A note about RAM, the cloud, and what we actually send.
We want to be straight with you about how Hapi works, what stays on your Mac, and where the realistic trade-offs live. No marketing absolutes — just what we've learned shipping this to real users.
Why we recommend at least 24 GB of RAM
Hapi was built on a simple principle: nothing has to leave your Mac. Recording, transcription, diarization, search, and the language model that powers summaries and chat are all designed to run on-device.
After many rounds of real-world testing, here is the honest picture of what you can expect at each memory tier:
16 GB
Hybrid recommended
Recording and transcription run fine locally, but the LLM cannot fit alongside diarization without memory pressure. The smallest model can run end-to-end, but you should expect summaries and chat quality to be noticeably below a frontier cloud model — fine for short voice notes, less reliable on dense 90-minute meetings. We suggest hybrid and routing AI steps to the cloud.
24 GB+
Comfort floor — 100% local
Best tier (4B) on 24–31 GB, Pro tier (8B) on 32 GB and above. This is the point where local matches cloud quality on most meetings, and the only configuration where we recommend running 100% on-device by default.
The pattern is straightforward: smaller models fit in less memory but produce shorter, less faithful summaries and weaker reasoning in chat. We could pretend otherwise — but you would notice the first time you tried to summarize a long call on a base-tier MacBook Air. So below 24 GB, hybrid is what we genuinely recommend.
Hybrid mode — local recording, optional cloud AI
So we offer a hybrid mode. Recording and transcription stay 100% local on every Mac, and you can optionally route only the AI steps to a cloud model through OpenRouter using your own API key. The steps you can route to the cloud are:
- Chat (“Ask Hapi”)
- Meeting summaries
- Action item extraction
- Pre-meeting briefings
- Entity recognition (people, companies, projects)
- Speaker label suggestions
What never leaves your Mac
Even in hybrid mode, these never touch the network:
- Raw audio recordings. Audio is never uploaded.
- Speech-to-text. Parakeet runs on-device.
- Voice embeddings used for diarization (ECAPA, WeSpeaker, Pyannote).
- Text embeddings used for semantic search.
- The SQLite database with your transcripts, entities, and history.
When text does leave the device in hybrid mode, only the cleaned transcript snippets or summary chunks needed for that specific step are sent — and only to the provider you authorized.

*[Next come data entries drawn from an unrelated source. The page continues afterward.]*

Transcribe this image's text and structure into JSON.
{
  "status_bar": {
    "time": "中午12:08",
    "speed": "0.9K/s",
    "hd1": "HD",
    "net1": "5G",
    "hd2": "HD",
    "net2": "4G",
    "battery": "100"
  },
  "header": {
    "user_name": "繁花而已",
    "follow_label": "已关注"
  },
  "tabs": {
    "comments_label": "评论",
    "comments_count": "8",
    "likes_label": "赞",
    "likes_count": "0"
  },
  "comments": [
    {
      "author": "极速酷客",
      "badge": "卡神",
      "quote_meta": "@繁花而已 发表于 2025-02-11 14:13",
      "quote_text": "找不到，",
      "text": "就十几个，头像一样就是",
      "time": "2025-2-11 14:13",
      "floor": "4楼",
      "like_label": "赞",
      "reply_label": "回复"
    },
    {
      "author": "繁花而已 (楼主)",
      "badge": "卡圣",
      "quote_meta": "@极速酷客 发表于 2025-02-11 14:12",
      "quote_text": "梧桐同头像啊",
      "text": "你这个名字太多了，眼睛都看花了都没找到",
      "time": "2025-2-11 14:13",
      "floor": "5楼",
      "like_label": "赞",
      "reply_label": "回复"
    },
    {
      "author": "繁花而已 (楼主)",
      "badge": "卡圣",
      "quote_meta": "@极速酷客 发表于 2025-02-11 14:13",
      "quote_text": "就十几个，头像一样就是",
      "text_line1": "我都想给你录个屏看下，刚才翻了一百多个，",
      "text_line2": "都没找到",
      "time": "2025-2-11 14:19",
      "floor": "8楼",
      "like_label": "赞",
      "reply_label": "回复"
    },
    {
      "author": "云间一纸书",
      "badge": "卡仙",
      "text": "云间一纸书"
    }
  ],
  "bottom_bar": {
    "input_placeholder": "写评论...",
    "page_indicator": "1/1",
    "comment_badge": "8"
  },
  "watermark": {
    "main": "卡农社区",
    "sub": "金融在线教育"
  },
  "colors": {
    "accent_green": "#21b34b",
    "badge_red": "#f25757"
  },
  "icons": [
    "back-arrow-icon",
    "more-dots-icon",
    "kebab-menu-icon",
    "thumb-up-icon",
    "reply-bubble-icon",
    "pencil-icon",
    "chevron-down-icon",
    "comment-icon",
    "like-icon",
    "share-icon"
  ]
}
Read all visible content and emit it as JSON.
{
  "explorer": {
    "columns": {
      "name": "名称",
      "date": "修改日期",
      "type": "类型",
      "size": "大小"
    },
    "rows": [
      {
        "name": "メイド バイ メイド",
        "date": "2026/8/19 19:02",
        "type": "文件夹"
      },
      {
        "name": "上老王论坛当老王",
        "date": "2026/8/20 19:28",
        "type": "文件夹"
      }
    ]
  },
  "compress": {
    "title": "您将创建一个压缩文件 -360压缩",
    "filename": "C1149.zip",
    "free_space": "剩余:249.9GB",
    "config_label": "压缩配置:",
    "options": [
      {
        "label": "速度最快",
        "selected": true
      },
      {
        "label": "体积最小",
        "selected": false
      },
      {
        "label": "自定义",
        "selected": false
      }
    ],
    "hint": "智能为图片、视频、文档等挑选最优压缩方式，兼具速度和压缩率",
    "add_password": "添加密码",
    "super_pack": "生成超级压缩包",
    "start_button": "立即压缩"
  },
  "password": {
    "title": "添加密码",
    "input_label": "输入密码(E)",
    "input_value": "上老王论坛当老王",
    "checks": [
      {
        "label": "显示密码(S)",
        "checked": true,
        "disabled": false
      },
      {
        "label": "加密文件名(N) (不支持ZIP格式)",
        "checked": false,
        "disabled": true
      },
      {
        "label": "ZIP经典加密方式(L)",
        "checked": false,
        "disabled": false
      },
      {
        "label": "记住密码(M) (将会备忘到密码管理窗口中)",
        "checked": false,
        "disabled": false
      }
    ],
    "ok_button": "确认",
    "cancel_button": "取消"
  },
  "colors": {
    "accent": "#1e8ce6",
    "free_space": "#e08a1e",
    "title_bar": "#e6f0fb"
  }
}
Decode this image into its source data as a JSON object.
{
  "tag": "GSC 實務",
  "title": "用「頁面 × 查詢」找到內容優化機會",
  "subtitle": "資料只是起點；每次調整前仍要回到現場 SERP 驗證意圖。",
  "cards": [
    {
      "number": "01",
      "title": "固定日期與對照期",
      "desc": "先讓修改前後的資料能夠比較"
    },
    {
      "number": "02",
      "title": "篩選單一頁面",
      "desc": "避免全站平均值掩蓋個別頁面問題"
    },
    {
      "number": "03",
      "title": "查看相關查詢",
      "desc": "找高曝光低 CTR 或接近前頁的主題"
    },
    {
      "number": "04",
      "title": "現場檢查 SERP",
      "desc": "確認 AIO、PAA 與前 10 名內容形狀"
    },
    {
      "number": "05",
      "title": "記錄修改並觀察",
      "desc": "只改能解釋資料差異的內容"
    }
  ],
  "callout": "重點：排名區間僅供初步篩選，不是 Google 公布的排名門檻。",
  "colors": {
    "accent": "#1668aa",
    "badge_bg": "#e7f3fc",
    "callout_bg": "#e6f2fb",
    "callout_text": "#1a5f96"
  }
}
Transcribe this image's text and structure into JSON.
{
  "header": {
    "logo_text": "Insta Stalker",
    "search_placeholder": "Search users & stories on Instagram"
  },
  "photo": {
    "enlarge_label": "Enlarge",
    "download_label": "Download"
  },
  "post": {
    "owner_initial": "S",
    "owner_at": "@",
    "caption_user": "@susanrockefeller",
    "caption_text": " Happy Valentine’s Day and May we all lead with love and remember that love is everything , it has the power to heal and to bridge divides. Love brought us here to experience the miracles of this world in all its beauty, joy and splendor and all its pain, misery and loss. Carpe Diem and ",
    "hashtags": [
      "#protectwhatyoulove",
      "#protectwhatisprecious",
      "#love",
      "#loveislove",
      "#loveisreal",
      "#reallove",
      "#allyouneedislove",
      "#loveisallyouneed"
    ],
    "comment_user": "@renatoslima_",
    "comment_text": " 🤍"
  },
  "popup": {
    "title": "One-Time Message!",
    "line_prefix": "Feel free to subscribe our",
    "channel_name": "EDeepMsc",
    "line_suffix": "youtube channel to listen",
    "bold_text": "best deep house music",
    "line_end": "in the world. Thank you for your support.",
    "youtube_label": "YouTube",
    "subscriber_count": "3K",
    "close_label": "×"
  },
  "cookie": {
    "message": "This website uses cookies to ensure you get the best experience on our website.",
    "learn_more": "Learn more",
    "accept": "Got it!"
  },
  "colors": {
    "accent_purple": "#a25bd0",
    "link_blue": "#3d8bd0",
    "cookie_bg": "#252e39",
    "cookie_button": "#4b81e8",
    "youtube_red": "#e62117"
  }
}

Two layers of protection on every cloud call
Hybrid mode is opt-in. When it's on, we apply two layers on top of standard transport security so that the data we do send is treated as ephemeral, not training material:
Layer 1
Zero-retention provider allowlist
Hapi only dispatches to models whose providers contractually commit to no logging and no training on your inputs. Models without that commitment are filtered out of the picker entirely. This is on by default and you can verify it in Settings → AI.
Layer 2
Per-request opt-out signal
Every cloud call carries an explicit data_collection: deny flag, instructing the provider to discard the prompt and response after generation rather than keeping them for analytics or fine-tuning.
On top of those two layers:
- Traffic is encrypted end-to-end with TLS.
- Your API key is stored in the macOS Keychain — never in plain settings, never proxied through us. Hapi talks to OpenRouter directly from your Mac.
- You can set a monthly budget; if it's hit, Hapi automatically falls back to the local model.
- Per-route override: chat can be cloud while summaries stay local, or any other combination — see the AI provider reference.
What this looks like for you
24 GB+ Mac
100% local
Everything on-device, including the language model. Default. Nothing leaves your Mac, ever.
16 GB Mac
Hybrid (recommended)
Local recording & transcription, cloud summaries & chat through OpenRouter with zero-retention enforcement.
Any Mac
Per-step control
Pick local or cloud for each pipeline step independently. Set a monthly budget; auto-fall back to local when hit.
Where this is going
Local models are getting better fast — smaller, faster, and smarter on the same hardware. The bar for “good enough on a base Mac” keeps moving down. We expect 100% on-device to be the comfortable default for everyone before long, and we'll keep upgrading the local pipeline as new model families ship. Until then, hybrid is the realistic option that lets you use Hapi well today without compromising on the things that actually matter — your audio and your data — staying on your Mac.